On Sunday, Lee posted a reflective yet firm message on X, formerly Twitter, calling for a national debate on a proposed “sugar levy” aimed at curbing excessive consumption of sweetened beverages. “The more difficult the issue, the more we must discuss it,” he wrote, citing a World Health Organization recommendation for steep global price hikes on sugary drinks and alcohol by 2035.
Social-media politicking itself is hardly new in Seoul. Korean politicians have long used online platforms as unfiltered arenas for attack and mobilization. What is new is the scale and centrality of presidential participation.
To critics, however, the shift signals something broader: a deliberate attempt to set the national agenda through direct public address, bypassing cabinet deliberation, legislative review and media scrutiny.
Lee’s recent posts on the sugar levy, housing policy and administrative restructuring have drawn both praise and backlash. His messages — often lengthy, impassioned and sharply worded — share a consistent theme: impatience with intermediaries, whether political or journalistic.
Responding to criticism that the sugar levy amounted to a disguised tax hike, Lee argued that “a tax and a burden charge are fundamentally different,” warning against debate shaped by “distortion and framing.” Elsewhere, he rebuked outlets questioning the end of a real-estate tax exemption, accusing them of “defending ruinous speculation.”
When the opposition People Power Party labeled his remarks “provocative populism,” Lee replied on X: “Enough with ruinous real-estate speculation and outdated red-baiting.
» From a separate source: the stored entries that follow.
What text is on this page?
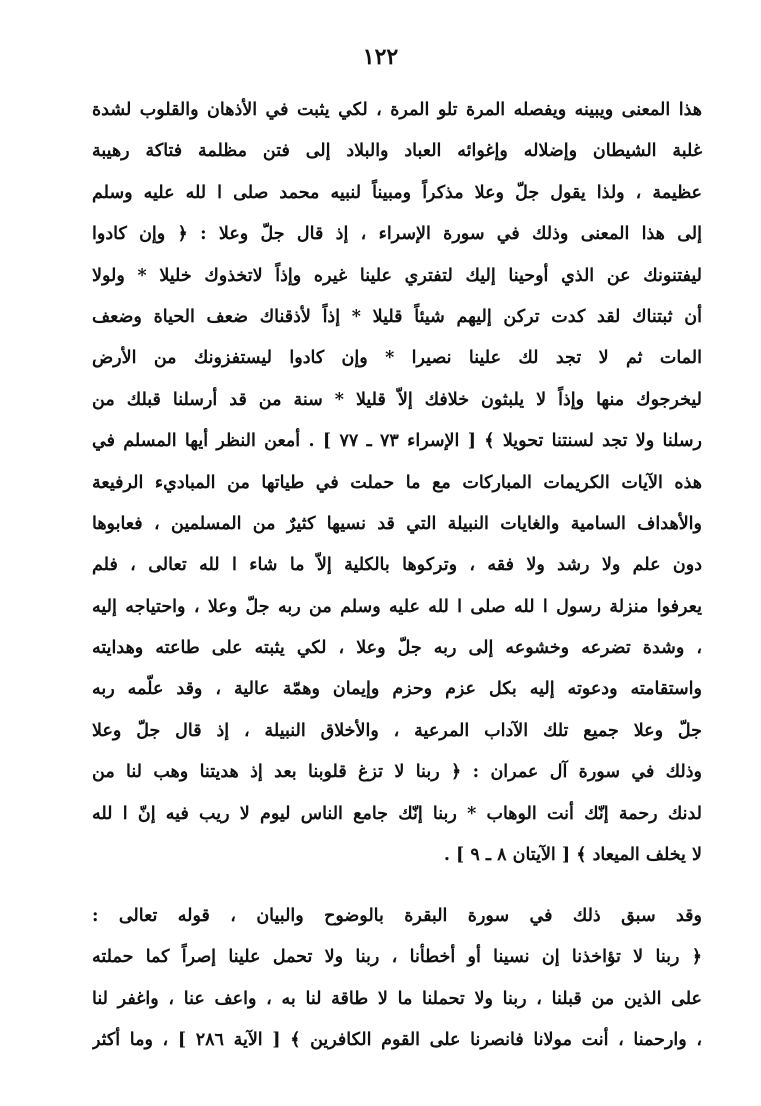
١٢٢
هذا المعنى ويبينه ويفصله المرة تلو المرة ، لكي يثبت في الأذهان والقلوب لشدة
غلبة الشيطان وإضلاله وإغوائه العباد والبلاد إلى فتن مظلمة فتاكة رهيبة
عظيمة ، ولذا يقول جلّ وعلا مذكراً ومبيناً لنبيه محمد صلى ا لله عليه وسلم
إلى هذا المعنى وذلك في سورة الإسراء ، إذ قال جلّ وعلا : ﴿ وإن كادوا
ليفتنونك عن الذي أوحينا إليك لتفتري علينا غيره وإذاً لاتخذوك خليلا * ولولا
أن ثبتناك لقد كدت تركن إليهم شيئاً قليلا * إذاً لأذقناك ضعف الحياة وضعف
المات ثم لا تجد لك علينا نصيرا * وإن كادوا ليستفزونك من الأرض
ليخرجوك منها وإذاً لا يلبثون خلافك إلاّ قليلا * سنة من قد أرسلنا قبلك من
رسلنا ولا تجد لسنتنا تحويلا ﴾ [ الإسراء ٧٣ ـ ٧٧ ] . أمعن النظر أيها المسلم في
هذه الآيات الكريمات المباركات مع ما حملت في طياتها من المباديء الرفيعة
والأهداف السامية والغايات النبيلة التي قد نسيها كثيرٌ من المسلمين ، فعابوها
دون علم ولا رشد ولا فقه ، وتركوها بالكلية إلاّ ما شاء ا لله تعالى ، فلم
يعرفوا منزلة رسول ا لله صلى ا لله عليه وسلم من ربه جلّ وعلا ، واحتياجه إليه
، وشدة تضرعه وخشوعه إلى ربه جلّ وعلا ، لكي يثبته على طاعته وهدايته
واستقامته ودعوته إليه بكل عزم وحزم وإيمان وهمّة عالية ، وقد علّمه ربه
جلّ وعلا جميع تلك الآداب المرعية ، والأخلاق النبيلة ، إذ قال جلّ وعلا
وذلك في سورة آل عمران : ﴿ ربنا لا تزغ قلوبنا بعد إذ هديتنا وهب لنا من
لدنك رحمة إنّك أنت الوهاب * ربنا إنّك جامع الناس ليوم لا ريب فيه إنّ ا لله
لا يخلف الميعاد ﴾ [ الآيتان ٨ ـ ٩ ] .
وقد سبق ذلك في سورة البقرة بالوضوح والبيان ، قوله تعالى :
﴿ ربنا لا تؤاخذنا إن نسينا أو أخطأنا ، ربنا ولا تحمل علينا إصراً كما حملته
على الذين من قبلنا ، ربنا ولا تحملنا ما لا طاقة لنا به ، واعف عنا ، واغفر لنا
، وارحمنا ، أنت مولانا فانصرنا على القوم الكافرين ﴾ [ الآية ٢٨٦ ] ، وما أكثر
It’s time to move on.”
The tone is unmistakably combative, the pace relentless. On some mornings, Lee posts three separate messages — all drafted, aides say, by the president himself.
To detractors, this amounts to governing by post: impulsive, emotional and dismissive of institutional checks. To supporters, it is communicative leadership — a president visibly accountable in real time.
Lee’s assertiveness fits a broader global shift. Leaders worldwide have increasingly turned to social media as tools of direct, performative governance. Few exemplify this more starkly than Trump, who, according to The Washington Post, posted more than 2,200 times on Truth Social during the first four months of his second term — roughly 17 posts a day, triple his rate during his first presidency.
Alex Tahk, a political scientist at the University of Wisconsin, describes this as a modern extension of presidents “going public” — appealing directly to voters to shape agendas and pressure institutions. “Social media makes that process faster and more personalized,” he said, “with far fewer journalistic gatekeepers.”
But the power cuts both ways. “By making positions public and emotionally charged, leaders reduce room for compromise,” Tahk warned. “It can undermine negotiation more than it facilitates it.”
That risk is acute in South Korea’s polarized political climate. Lee’s forthright tone mirrors a global move from closed-door policymaking toward performative governance, where visibility and conviction often rival coalition-building in importance. “Highly confrontational communication,” Tahk noted, “raises the political cost of bipartisan bargaining.”
Lee’s posts often compress intricate fiscal or housing policies into moralized soundbites, tapping what Lu calls the “participatory psychology” of social media — a space where citizens become active, emotionally engaged participants rather than passive audiences.
In such an environment, even serious policy proposals can take on the pulse of campaign rhetoric. Tahk calls this “agenda politics through emotional framing.” “Leaders signal direction and energy,” he said, “but the cost is that complex issues become simplified into moral binaries—fair versus unjust, patriotic versus corrupt.”
Agenda-setting through social media can privilege attention-grabbing topics over long-term governance,” Lu notes. “It blurs the line between informing the public and performing for them.”
That blurring extends beyond content to tempo. Lee’s posting frequency — sometimes several times a day — reflects a presidency operating at the rhythm of the digital news cycle rather than the slower cadence of policy deliberation. Communication becomes continuous, but comprehension more fleeting. Each post triggers immediate responses: ministries scrambling to clarify, pundits to interpret, supporters and critics to mobilize.
The presidency becomes a hub of perpetual mediation.
Unlike Franklin Roosevelt’s carefully timed fireside chats or Ronald Reagan’s choreographed television addresses, today’s digital presidency operates in an algorithmic, fragmented and perpetual environment. There is no single national audience, only segmented feeds optimized for engagement.
Lee’s embrace of this landscape is deliberate. Since his days as mayor of Seongnam and governor of Gyeonggi Province, he cultivated a reputation for online accessibility. As president, that instinct has evolved into a daily rhythm of agenda-setting posts, often paired with news articles he critiques or reframes.
Cheong Wa Dae insists this is transparency, not theatrics. Critics see spectacle. The tension between the two may define Korea’s emerging media presidency — one where policy debate unfolds in public view, but where deliberation grows harder the louder the conversation becomes.